I gladly confess my gratitude
Jul 08, 2009 by Mark Young | 2 Comments
When Vernon Grounds retired from the presidency of Denver Seminary in 1979 he reflected, “I stand here and I gladly confess my gratitude. And I am thinking of the unpayable debt of love I owe to God for His goodness and mercy, for His unchanging faithfulness, for the wonder of His redemptive grace, and for the privilege of His fellowship.” (cited by Bruce Shelley in Transformed by Love: The Vernon Grounds Story, p. 9)
As I begin my service as president of Denver Seminary I, too, gladly confess my gratitude to the Lord and to the dozens of men and women around the world who have shaped me. I pray, like Dr. Grounds, that I will never lose a sense of the wonder of being in intimate fellowship with the Creator of the universe, that I will be compelled by the shameless love of Christ poured out on the cross for the sins of the world, and that I will be focused singularly on God’s purpose—that all people in all places worship Him alone.
Through this humble foray into the blogosphere I hope to provide some meaningful reflection on the mission of God in the world. In this blog we’ll talk about the gospel in the real world, the place where truth gets grimy so that the lost can be found, the blind see, and the dead raised to newness of life. My goals are (1) to wake us up to how God is accomplishing His mission through His people and, (2) to stimulate us to embrace boldly the privileged part we play in it. We’ll not shy away from tough issues and tragedies for these are just as much a part of mission as triumph. Yet, we’ll also rejoice in God’s miraculous intervention and in the quiet and steady work of His people in the lives of others. We’ll ground our thoughts in Scripture and shove them into the realities of a world blind to God’s wondrous gift of eternal life in the Son.
Some of my friends have asked, “Why on earth did you decide to become a seminary president?” Good question—one I suspect I’ll ask myself many times over, especially on those days when Gordon MacDonald’s reflection on his year as interim president comes back to haunt me, “This is an impossible job.” On my first day as president I listed in my journal the following reasons in answer to my friends’ question:
(1) I believe in the gospel because it is “the power of God that brings salvation to everyone who believes” (Romans 1:16).

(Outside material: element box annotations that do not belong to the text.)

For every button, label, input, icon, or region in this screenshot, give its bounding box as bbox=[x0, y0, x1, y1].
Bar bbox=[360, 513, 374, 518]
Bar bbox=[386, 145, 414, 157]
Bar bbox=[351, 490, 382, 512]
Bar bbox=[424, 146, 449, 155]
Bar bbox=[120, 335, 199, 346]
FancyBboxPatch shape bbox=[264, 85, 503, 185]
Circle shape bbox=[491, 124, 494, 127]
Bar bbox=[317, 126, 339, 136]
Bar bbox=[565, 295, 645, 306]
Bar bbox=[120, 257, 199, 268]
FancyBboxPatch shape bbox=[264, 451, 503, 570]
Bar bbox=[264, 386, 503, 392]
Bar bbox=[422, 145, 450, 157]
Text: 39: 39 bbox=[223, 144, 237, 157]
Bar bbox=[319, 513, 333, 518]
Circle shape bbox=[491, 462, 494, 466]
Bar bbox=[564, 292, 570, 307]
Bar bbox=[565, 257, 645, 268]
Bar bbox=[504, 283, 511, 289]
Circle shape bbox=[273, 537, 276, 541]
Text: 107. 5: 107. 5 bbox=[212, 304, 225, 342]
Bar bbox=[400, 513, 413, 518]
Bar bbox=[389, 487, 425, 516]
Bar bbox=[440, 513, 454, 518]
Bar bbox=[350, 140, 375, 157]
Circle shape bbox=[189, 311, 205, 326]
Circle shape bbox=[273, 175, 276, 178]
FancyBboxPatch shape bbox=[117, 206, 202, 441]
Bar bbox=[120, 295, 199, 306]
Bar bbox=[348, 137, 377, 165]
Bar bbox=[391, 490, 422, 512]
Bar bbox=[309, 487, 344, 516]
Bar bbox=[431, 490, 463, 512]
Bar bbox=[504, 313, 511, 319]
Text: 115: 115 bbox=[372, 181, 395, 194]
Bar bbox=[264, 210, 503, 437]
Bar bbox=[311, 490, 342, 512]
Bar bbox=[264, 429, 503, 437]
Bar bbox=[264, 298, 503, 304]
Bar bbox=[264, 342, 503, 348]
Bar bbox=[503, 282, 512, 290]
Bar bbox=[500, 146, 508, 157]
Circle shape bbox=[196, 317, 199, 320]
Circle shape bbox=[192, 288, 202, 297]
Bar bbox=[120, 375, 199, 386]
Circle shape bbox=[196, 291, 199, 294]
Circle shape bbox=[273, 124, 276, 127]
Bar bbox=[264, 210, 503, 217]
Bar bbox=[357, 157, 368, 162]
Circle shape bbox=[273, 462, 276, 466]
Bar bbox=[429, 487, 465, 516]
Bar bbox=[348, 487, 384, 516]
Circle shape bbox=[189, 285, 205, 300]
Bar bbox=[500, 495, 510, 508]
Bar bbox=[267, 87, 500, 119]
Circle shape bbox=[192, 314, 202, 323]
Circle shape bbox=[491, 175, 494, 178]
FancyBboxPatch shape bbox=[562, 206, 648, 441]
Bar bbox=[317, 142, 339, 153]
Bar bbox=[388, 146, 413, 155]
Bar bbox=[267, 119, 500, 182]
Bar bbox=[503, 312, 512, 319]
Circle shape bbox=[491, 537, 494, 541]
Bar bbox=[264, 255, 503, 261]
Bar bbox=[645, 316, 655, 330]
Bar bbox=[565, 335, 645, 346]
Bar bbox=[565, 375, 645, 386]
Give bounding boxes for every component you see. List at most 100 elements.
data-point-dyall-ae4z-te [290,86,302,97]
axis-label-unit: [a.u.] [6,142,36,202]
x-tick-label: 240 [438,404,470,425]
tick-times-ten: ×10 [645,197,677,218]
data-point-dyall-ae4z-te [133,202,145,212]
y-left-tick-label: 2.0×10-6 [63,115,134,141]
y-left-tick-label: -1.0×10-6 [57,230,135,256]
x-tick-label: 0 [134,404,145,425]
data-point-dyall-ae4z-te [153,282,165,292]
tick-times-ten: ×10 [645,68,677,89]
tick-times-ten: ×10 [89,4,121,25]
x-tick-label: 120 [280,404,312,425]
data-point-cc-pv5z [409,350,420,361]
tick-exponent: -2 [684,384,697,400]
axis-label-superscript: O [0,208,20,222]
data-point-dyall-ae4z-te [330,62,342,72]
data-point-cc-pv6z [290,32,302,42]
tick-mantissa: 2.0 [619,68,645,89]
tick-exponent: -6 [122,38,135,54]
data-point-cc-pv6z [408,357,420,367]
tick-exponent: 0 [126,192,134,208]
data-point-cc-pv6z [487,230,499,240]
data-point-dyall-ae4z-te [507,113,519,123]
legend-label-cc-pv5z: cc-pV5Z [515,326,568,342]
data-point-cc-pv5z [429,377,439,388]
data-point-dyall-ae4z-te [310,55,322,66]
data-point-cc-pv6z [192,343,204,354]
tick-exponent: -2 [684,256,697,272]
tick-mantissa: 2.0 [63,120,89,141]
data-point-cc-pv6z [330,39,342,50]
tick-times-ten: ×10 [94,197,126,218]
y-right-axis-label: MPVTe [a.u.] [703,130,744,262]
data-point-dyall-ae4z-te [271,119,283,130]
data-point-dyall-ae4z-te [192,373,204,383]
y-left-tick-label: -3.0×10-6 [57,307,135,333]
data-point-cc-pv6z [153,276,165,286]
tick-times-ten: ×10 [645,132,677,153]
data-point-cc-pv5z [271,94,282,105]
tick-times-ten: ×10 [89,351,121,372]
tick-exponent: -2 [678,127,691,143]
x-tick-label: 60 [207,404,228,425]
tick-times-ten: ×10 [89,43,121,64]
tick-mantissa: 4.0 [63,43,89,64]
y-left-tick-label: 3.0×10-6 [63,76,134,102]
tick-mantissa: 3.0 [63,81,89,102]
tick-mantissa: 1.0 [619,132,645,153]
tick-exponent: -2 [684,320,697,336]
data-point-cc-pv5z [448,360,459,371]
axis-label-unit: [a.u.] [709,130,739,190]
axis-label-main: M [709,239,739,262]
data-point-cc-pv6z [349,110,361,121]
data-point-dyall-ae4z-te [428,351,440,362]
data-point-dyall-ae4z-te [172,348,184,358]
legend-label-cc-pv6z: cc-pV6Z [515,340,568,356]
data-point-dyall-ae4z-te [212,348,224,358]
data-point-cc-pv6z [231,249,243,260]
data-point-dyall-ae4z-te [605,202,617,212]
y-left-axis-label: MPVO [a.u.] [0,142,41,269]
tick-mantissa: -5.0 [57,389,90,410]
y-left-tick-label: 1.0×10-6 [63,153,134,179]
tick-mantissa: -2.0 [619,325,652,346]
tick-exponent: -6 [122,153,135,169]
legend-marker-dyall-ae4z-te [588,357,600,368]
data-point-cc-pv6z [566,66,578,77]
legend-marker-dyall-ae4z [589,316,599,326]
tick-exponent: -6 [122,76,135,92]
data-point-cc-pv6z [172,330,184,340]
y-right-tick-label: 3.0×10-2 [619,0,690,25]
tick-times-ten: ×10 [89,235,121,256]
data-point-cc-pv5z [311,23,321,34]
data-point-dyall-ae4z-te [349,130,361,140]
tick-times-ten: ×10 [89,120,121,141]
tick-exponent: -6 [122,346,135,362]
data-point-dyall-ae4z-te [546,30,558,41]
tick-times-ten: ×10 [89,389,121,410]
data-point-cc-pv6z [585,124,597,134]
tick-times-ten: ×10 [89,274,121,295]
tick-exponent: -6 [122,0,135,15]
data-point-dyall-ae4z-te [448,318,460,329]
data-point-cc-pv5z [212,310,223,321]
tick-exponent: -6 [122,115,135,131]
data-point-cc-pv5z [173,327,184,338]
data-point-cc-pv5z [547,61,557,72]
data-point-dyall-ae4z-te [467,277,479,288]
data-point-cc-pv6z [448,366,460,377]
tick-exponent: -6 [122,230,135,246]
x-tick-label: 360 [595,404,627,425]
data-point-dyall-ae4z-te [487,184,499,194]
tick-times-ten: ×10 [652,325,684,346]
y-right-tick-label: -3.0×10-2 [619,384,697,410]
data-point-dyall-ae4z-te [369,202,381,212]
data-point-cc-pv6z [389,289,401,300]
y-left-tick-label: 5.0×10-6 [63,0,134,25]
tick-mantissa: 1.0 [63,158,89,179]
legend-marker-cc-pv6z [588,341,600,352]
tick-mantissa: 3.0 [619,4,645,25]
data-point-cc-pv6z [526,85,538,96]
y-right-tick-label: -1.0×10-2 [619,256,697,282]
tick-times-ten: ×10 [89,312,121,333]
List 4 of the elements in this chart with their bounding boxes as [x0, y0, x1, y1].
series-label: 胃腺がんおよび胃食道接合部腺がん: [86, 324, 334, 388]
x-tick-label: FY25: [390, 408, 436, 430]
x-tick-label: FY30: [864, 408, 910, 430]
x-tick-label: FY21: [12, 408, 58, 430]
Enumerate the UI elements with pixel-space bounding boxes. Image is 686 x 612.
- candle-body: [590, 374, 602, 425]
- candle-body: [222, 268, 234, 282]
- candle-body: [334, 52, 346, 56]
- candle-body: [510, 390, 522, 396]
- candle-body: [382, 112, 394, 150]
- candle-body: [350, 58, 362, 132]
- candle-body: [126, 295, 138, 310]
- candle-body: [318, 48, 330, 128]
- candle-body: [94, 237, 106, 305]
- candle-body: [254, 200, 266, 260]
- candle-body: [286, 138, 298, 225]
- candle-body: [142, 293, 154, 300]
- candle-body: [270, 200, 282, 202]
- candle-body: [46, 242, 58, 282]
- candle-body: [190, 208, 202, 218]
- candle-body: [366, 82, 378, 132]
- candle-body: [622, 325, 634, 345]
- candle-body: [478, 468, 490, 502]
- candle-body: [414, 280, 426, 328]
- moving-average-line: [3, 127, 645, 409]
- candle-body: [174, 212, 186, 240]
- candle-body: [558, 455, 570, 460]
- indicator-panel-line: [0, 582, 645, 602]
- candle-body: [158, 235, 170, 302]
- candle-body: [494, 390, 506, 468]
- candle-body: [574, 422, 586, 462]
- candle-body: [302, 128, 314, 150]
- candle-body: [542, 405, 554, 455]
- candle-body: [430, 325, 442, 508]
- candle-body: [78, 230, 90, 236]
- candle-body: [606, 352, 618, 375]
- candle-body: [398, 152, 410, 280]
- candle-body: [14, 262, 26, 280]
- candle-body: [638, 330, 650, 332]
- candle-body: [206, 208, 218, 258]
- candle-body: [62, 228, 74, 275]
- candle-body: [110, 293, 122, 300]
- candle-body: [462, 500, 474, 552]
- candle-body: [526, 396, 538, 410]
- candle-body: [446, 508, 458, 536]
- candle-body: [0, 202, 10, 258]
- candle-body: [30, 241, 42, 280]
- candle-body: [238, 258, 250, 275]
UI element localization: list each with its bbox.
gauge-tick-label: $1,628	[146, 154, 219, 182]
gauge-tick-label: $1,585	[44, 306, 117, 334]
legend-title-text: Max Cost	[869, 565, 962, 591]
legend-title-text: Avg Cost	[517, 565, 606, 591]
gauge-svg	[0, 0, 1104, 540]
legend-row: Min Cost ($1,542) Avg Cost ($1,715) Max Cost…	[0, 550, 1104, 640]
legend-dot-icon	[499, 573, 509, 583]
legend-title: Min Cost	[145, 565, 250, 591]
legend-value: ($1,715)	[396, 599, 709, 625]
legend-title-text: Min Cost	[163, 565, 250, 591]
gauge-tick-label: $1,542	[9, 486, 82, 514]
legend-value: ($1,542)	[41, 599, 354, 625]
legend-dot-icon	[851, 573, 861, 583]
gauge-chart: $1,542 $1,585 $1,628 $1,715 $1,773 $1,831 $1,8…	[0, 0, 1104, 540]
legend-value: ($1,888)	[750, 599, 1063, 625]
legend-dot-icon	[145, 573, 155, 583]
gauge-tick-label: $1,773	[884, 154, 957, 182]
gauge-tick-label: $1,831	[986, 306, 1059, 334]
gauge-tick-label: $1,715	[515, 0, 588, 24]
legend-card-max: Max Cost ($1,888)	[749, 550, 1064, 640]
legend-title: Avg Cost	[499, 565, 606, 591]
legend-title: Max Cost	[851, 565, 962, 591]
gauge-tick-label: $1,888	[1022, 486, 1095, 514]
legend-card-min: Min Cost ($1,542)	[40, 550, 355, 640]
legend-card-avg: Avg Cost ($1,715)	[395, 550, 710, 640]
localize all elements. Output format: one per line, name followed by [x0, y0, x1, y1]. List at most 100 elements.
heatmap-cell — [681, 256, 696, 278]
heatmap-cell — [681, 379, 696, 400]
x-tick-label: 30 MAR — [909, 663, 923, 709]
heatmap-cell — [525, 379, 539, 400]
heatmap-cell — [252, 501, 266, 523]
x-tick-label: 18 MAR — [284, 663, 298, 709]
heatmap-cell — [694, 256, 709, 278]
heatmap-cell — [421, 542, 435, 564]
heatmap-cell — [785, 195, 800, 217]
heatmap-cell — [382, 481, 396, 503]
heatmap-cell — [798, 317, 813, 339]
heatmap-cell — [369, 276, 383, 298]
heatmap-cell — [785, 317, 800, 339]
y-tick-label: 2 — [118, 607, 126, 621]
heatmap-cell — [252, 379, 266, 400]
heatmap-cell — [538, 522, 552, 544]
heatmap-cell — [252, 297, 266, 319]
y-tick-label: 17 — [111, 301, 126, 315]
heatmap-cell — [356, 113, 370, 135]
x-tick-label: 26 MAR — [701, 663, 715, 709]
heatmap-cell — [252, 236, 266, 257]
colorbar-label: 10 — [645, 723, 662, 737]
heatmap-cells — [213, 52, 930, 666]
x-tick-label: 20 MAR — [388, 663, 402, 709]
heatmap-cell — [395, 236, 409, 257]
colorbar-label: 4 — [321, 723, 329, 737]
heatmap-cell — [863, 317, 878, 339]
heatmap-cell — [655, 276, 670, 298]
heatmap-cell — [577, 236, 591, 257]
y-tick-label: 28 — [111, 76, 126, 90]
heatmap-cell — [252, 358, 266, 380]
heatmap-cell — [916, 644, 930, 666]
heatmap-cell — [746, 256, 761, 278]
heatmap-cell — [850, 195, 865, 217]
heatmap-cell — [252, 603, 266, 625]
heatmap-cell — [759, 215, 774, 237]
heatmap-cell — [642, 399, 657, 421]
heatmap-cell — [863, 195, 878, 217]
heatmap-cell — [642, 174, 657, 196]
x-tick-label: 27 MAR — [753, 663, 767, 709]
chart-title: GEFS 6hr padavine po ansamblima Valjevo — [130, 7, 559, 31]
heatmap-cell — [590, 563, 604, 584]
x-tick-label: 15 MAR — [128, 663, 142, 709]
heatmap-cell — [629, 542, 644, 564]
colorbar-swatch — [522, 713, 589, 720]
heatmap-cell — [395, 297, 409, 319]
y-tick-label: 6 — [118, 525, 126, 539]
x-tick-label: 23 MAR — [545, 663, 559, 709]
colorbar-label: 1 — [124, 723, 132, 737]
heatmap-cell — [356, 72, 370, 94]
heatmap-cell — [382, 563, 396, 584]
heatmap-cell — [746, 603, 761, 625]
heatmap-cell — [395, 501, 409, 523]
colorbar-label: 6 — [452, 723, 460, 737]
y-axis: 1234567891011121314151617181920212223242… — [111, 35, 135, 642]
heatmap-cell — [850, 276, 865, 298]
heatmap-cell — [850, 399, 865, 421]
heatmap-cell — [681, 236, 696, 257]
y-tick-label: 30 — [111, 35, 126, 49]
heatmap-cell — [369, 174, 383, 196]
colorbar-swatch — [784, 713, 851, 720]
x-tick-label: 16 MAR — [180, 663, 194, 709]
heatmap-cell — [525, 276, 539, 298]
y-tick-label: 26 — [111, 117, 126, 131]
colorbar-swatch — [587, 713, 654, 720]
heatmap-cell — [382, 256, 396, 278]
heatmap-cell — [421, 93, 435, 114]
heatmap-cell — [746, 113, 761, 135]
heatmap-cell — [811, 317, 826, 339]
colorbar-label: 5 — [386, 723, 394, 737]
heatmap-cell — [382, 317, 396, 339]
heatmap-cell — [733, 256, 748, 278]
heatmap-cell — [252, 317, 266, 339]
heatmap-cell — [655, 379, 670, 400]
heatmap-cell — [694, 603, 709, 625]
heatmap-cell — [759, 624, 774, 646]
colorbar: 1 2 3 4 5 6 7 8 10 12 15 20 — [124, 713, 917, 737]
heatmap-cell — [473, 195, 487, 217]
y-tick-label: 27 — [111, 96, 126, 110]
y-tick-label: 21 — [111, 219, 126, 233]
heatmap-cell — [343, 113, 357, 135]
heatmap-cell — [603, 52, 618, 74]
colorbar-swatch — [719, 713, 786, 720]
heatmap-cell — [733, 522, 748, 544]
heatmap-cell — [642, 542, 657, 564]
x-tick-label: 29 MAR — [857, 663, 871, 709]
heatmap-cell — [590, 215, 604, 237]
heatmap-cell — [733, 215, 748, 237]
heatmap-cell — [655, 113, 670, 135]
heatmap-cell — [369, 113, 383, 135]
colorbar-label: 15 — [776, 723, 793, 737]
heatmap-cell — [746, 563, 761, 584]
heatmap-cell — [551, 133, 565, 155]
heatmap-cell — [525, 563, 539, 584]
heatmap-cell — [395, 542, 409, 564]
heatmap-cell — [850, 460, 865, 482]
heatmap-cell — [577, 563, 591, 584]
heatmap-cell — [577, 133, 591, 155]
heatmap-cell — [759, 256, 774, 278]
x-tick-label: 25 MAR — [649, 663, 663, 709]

(2) I believe in the mission of God—His intent and action whereby all people may worship Him alone—and the people of God, called by Him and privileged to prosecute his mission.
(3) I believe in the power of education to help overcome limitations that keep us from pursuing God’s mission with passion, with skill, and with truth.
My prayer is that, alongside the good men and women who co-labor with me at Denver Seminary, we will see the world as it really is and then we will marvel at what God can do through us to change it.